Let’s start with the QC failure rates. The inspection report details that there were significant out-of-control results for many tests, sometimes up to 87% of QC results were out more than 2 SD!!
Knowing these failure rates, we can easily convert those into Six Sigma benchmarks, using the simple short-term scale (a table look up based on the DPM/defect rate)
Recall that the minimum performance required for stable operation is 3 Sigma. Given that, and the inability of any Edison methods to achieve even close to 3 Sigma, we are hardly surprised by the voiding of two years of test results. Indeed, based on those Sigma benchmarks, you might even predict the unreliability of the results.
But the QC failure rates aren’t the only hidden nuggets in the report. There are also some details on the reported imprecision rates of some other tests.
The report notes that the imprecision for Vitamin B12 at level 1 was 52.5% and level 3 was 48.5%. Already that doesn’t sound good, right? But not put it into context: the “Ricos goal” – a desirable specification for allowable total error of 30%, as well as a specification for allowable imprecision of 7.5%. So the Theranos method exceeds the recommended imprecision by more than 600%! The imprecision alone is nearly double the allowable total error (even if we accounted for bias, we are in terrible shape).
The inspection note also notes the imprecision for Vitamin D at level 1 was 63.8% and at level 3 was 26.4%. Again, this doesn’t sound good, but just how bad is it? For that we can consult a paper from 2011:
Adie Viljoen, Dhruy K Singh, Ken Farrinton, Patrick J. Twomey, Analytical Quality Goals for 25-Vitamin D Based on Biologic Variation, Journal of Clinical Laboratory Analysis 25 : 130–133 (2011)
This paper notes that the most forgiving (minimum) performance specification for imprecision should be 9% and the most forgiving (minimum) specification for allowable total error is 32.2%.
We can further calculate analytical Sigma-metrics by dividing the allowable total error by the imprecision observed. We don't know anything about bias, so we have to assume it's zero for the moment. Even with this optimistic assumption, the Sigma-metrics are terrible:
Thus, the Theranos methods consistently fail to meet even the most lenient goals for precision, and on the Sigma-metric scale, these methods are achieving mostly below 1 Sigma. Again, it’s not a shock that these test results are being voided.

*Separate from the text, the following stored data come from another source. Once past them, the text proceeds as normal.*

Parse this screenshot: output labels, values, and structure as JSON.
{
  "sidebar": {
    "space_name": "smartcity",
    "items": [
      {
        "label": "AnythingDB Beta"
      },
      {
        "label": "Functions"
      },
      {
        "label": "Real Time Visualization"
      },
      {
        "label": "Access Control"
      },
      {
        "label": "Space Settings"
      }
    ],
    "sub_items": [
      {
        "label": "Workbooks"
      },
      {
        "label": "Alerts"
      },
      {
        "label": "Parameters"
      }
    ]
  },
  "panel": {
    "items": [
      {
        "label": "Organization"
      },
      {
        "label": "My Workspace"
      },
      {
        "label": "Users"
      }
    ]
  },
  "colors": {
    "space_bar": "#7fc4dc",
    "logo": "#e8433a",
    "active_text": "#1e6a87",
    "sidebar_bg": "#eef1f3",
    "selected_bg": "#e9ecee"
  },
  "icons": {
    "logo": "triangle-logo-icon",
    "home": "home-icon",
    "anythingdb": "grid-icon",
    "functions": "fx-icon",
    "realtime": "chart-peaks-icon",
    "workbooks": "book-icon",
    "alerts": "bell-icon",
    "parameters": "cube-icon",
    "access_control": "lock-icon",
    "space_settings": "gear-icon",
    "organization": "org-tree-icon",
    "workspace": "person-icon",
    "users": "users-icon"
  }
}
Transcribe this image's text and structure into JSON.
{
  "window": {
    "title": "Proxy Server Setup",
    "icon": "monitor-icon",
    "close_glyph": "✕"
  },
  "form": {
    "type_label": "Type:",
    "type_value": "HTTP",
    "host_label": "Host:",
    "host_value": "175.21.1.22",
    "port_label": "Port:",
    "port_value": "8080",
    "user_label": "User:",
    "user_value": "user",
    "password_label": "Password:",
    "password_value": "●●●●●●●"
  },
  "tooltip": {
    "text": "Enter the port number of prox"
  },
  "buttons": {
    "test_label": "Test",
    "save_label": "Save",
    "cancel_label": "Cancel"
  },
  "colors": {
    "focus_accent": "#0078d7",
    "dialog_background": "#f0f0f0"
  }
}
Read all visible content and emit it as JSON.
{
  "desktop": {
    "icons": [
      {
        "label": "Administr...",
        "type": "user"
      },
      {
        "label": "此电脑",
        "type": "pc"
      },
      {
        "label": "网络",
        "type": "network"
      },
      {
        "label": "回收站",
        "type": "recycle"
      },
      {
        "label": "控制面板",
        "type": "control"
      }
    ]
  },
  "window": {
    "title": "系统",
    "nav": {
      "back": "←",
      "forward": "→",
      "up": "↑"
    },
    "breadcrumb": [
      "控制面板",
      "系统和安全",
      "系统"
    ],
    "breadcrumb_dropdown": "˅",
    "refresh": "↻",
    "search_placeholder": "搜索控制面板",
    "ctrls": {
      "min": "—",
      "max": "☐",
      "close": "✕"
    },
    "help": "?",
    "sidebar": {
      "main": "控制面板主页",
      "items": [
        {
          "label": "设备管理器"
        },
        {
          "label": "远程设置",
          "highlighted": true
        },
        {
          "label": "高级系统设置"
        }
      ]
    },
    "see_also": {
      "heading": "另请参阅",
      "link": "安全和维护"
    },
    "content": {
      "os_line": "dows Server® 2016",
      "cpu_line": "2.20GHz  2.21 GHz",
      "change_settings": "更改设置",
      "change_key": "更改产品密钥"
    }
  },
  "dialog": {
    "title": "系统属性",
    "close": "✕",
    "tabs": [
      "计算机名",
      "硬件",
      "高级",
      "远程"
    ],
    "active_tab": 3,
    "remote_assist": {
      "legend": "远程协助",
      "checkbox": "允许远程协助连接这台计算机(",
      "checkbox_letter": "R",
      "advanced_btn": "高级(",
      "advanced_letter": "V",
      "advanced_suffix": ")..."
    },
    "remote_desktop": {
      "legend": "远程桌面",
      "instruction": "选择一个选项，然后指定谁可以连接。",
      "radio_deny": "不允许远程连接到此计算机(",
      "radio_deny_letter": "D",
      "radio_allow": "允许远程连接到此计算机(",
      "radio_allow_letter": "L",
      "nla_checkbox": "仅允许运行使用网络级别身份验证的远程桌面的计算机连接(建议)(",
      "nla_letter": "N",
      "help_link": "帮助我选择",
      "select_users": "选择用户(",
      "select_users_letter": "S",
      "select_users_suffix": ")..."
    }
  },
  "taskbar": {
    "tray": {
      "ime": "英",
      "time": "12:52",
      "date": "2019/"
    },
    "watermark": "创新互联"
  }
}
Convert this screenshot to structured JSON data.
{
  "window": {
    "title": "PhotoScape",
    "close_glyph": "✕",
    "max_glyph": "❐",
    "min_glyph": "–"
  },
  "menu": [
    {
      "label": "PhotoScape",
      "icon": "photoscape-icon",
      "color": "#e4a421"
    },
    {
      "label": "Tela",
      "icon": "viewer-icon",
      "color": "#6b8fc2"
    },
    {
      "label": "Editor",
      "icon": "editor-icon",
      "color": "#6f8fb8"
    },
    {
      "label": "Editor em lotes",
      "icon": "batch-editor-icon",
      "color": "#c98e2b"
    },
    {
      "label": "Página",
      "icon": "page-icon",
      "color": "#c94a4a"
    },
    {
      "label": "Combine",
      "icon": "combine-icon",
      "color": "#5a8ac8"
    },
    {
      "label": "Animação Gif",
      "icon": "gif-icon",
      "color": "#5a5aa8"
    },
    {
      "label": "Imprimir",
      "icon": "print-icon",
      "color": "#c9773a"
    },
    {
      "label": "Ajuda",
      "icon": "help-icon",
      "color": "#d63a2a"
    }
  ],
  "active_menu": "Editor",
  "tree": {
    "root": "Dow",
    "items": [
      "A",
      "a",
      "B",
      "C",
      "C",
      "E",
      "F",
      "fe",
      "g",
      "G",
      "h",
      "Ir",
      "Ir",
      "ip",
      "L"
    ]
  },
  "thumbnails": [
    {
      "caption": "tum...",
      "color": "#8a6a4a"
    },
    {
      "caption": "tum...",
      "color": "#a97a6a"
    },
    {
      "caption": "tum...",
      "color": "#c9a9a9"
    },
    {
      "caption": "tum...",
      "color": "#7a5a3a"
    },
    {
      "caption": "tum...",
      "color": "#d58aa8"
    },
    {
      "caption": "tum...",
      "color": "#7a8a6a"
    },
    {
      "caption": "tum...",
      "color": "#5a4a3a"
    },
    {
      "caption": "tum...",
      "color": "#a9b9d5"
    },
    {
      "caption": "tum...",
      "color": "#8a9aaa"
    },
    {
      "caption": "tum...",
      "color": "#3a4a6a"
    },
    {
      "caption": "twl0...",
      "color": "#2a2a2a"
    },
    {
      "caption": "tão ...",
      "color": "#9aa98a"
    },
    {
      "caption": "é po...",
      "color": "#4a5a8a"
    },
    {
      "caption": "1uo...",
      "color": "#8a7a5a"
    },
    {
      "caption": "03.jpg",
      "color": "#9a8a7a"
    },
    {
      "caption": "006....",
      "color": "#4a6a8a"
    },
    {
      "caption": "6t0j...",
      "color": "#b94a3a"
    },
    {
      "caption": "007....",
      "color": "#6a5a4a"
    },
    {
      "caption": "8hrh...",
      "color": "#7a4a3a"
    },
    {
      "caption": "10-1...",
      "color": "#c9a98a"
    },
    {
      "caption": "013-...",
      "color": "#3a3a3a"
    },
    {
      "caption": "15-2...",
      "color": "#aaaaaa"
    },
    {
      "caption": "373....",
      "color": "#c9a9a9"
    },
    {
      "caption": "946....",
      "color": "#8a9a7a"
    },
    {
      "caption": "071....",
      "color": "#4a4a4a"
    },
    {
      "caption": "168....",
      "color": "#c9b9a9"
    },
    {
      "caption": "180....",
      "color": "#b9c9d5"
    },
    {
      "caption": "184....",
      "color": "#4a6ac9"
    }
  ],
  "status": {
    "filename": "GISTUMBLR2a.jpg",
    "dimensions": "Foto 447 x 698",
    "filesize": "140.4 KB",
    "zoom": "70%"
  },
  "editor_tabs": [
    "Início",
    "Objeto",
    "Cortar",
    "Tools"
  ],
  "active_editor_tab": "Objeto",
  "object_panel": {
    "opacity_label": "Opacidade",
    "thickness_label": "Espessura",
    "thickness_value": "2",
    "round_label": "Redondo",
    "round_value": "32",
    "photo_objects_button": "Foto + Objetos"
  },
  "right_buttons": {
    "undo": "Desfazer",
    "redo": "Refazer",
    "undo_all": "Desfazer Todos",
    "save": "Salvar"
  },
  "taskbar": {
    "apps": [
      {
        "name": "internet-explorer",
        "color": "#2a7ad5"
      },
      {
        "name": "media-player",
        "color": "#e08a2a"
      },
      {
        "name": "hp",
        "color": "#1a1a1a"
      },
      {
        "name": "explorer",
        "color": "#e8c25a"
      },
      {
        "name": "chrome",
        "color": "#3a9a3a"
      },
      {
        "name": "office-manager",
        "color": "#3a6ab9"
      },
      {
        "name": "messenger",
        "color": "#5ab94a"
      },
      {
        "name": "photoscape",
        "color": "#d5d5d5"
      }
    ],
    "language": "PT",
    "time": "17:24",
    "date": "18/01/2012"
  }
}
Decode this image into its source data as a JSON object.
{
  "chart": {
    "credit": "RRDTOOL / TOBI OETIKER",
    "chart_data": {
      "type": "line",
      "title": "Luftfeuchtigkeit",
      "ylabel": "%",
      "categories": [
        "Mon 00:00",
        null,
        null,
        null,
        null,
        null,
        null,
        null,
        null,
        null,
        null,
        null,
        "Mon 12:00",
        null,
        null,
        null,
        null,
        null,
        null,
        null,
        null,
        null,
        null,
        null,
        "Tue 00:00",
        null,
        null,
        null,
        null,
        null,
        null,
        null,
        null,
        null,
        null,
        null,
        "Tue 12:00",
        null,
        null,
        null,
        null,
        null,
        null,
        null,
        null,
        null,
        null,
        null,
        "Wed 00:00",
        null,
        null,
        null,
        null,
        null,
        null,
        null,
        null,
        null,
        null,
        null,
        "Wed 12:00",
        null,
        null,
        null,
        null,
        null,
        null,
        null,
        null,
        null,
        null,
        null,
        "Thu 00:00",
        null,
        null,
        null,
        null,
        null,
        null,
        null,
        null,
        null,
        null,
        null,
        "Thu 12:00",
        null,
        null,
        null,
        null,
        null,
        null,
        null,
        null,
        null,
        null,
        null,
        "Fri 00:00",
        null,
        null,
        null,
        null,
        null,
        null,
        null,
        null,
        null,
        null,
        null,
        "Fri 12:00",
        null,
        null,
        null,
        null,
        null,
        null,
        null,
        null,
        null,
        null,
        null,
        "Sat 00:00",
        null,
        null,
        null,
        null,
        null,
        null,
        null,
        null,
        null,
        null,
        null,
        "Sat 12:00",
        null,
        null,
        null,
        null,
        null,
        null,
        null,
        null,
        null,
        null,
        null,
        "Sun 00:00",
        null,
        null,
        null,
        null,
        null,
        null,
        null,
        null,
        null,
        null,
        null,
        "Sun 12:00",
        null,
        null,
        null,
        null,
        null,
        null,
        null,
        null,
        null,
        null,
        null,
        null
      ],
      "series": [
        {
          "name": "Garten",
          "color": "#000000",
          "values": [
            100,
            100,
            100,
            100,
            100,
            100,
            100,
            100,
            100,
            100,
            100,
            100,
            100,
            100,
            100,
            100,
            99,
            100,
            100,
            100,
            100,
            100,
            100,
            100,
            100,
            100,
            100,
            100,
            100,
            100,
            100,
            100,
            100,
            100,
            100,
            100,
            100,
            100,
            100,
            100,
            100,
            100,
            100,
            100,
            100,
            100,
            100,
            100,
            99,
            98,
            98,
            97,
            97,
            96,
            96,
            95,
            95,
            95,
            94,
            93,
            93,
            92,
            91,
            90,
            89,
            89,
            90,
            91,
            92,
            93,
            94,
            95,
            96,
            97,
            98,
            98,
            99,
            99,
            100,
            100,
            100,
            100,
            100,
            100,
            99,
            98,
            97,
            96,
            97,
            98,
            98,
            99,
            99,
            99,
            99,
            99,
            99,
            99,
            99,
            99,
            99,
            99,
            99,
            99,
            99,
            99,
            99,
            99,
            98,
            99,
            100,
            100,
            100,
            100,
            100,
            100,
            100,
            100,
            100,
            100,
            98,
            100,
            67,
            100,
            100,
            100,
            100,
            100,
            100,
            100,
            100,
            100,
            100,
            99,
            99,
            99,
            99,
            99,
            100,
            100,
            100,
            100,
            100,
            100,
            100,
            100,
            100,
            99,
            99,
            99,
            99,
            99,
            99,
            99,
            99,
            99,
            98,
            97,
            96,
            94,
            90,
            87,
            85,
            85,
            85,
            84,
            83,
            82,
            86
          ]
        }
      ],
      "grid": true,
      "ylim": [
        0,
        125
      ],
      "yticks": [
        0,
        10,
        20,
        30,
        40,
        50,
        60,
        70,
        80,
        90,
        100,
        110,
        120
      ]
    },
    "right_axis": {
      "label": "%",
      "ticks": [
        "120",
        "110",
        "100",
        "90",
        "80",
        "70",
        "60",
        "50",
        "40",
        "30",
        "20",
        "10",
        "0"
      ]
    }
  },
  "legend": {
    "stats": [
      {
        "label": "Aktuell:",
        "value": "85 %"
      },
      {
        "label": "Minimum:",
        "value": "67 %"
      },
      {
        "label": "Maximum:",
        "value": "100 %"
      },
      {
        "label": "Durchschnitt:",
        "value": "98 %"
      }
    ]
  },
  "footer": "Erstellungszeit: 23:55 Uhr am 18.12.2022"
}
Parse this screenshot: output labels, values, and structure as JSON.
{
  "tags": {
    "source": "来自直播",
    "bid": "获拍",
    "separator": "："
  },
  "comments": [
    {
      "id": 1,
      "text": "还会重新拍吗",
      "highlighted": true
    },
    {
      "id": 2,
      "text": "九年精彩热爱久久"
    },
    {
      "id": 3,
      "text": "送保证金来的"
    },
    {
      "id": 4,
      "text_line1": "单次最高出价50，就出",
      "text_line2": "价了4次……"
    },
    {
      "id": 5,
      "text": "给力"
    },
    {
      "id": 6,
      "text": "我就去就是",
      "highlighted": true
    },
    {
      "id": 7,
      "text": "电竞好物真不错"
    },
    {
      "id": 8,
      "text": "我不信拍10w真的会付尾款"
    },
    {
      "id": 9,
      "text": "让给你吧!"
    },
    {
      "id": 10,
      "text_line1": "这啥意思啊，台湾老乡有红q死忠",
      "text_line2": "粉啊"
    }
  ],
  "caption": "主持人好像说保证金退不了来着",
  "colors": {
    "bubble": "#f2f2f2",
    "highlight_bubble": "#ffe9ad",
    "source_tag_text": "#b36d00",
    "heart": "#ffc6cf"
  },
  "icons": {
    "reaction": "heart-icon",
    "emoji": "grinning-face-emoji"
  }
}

I also hope it’s not necessary to state that this level of performance is significantly worse than what is provided and observed in traditional diagnostic platforms. Indeed, many “Traditional” POC devices are also far better in precision and performance than Edison.
Theranos' performance raises many more questions – Why was Theranos hiding this data? Did they understand how bad this performance was? What specifications were they setting for performance and why was this egregious performance considered acceptable?
At the AACC session, questions from the attending scientists are encouraged, and I hope key questions will be asked about long-term imprecision observed in the methods, comparison of these results against traditional laboratory instruments (for example, what is the bias between Edison and the Siemens instruments that Theranos has installed and running at the Newark facility?). If we know CV and bias, we can calculate analytical Sigma-metrics and determine the current performance of their methods – and whether or not this company deserves another chance to deliver test results to patients.
But let's not pretend that Theranos is alone in some of these practices, even in the diagnostics industry. There are instrument managers who prefer to hype their quality rather than provide hard facts. There are labs that build a facade of quality but hide an inner core of corrupted quality.
So those are just a few ways we can avoid being Theranosed by our vendors. But then turn around and make sure you're not committing the same sins with your clients, clinicians and patients.
When we conduct ourselves this way, holding outselves to a higher standard than mere compliance, we will prevent any more Theranos upstarts from gaining footholds in our industry. Innovation has an important role to play in the diagnostics industry, but fraud does not.